自然に食堂にいる生徒の視線も後ろへと向く。

後ろから、笑い声が聞こえた。



くつくつ、と。


ぱ、と手を離した佐藤先輩。

へた、とへたりこんだ妹尾先輩に秋は駆け寄り佐藤先輩を睨んだ。


「くっ、はははは!!!ざまぁねぇな生徒会。
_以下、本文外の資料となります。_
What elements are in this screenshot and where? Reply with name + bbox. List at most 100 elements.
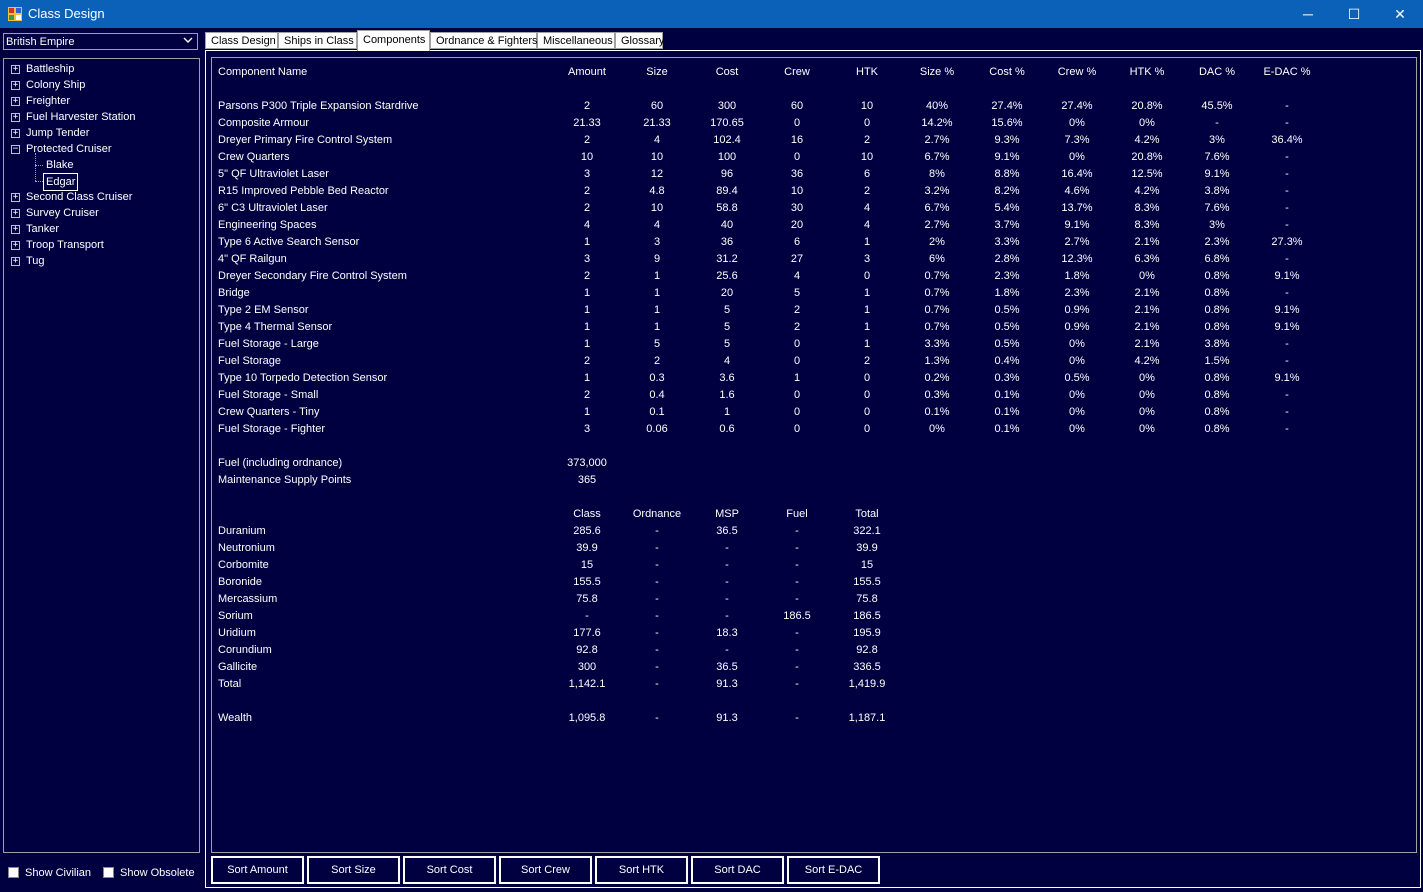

都留、幸助匿っとけ」


「了解~」


「へ、ちょっ!うわ!!」


生徒達が自然と脇によると真ん中を真っ黒な、塗りつぶしたような黒い髪の久木が、堂々と歩いてきた。


生徒は皆視線を合わせまいと逸らしている。

佐藤先輩に後ろに隠された俺は生徒会の奴等の視線に晒されずにすんだが…。


「久木……テメェどういうつもりだ…」


「!!」


ざわざわと煩かった食堂が、水をうったかのように一瞬にして静まり返った。

重い、ずしん、と腹の底に響くような声。


「あ、揚羽……」


秋の声が空しく響く。


「そうだよっ!!!すっっごく痛かったんだから!」


「「D組の頭がなんの用」」


口々に久木先輩への不満を叫ぶ生徒会メンバー。

俺は佐藤先輩のシャツをぎゅっ、と握った。


「あ゛ぁ?お前等がどーいうつもりだよ…うちのもんにちっくちく陰湿な視線投げて糞面白くねぇ言葉はいて……俺のもんに好き勝手してくれんじゃねーよ」


俺のもん、発言にまた食堂がざわめいた。


「そこのカスがテメェのもん?ハッ、クズにカスたぁ似合いじゃねーか」


「おー、馬鹿には馬鹿が似合いってマジだな?そこのちびとお前等お似合いだわ」


「それは僕達が馬鹿だと捉えていいのですか?」


「アハ、そー聞こえないのお?馬鹿しか見えてないから馬鹿なんデショ?馬鹿につきあわされてる舎弟ちゃんがちょー可哀想だよねぇ~」


びきっ、と副会長のこめかみに筋が入った気がしたのだが、それは気のせいだろうか。


不穏な空気を漂わせるこの空間。

俺ははらはらしながらじっとしていたのだが…ここにはどうしてもじっとしていられない奴がいた。


「なんっなんだよお前等ぁあ!!!!」


我慢しきれなかったのか、秋が叫んだ。

しん、となった周囲。


「俺は只幸助と楽しく飯食ってただけなのに急に入ってきてごちゃごちゃごちゃごちゃ…いい加減にしろ!!」


生徒会と久木先輩達を除いて、ここにいるほぼ全員は思っただろう。


いやお前がいい加減にしろ!!と。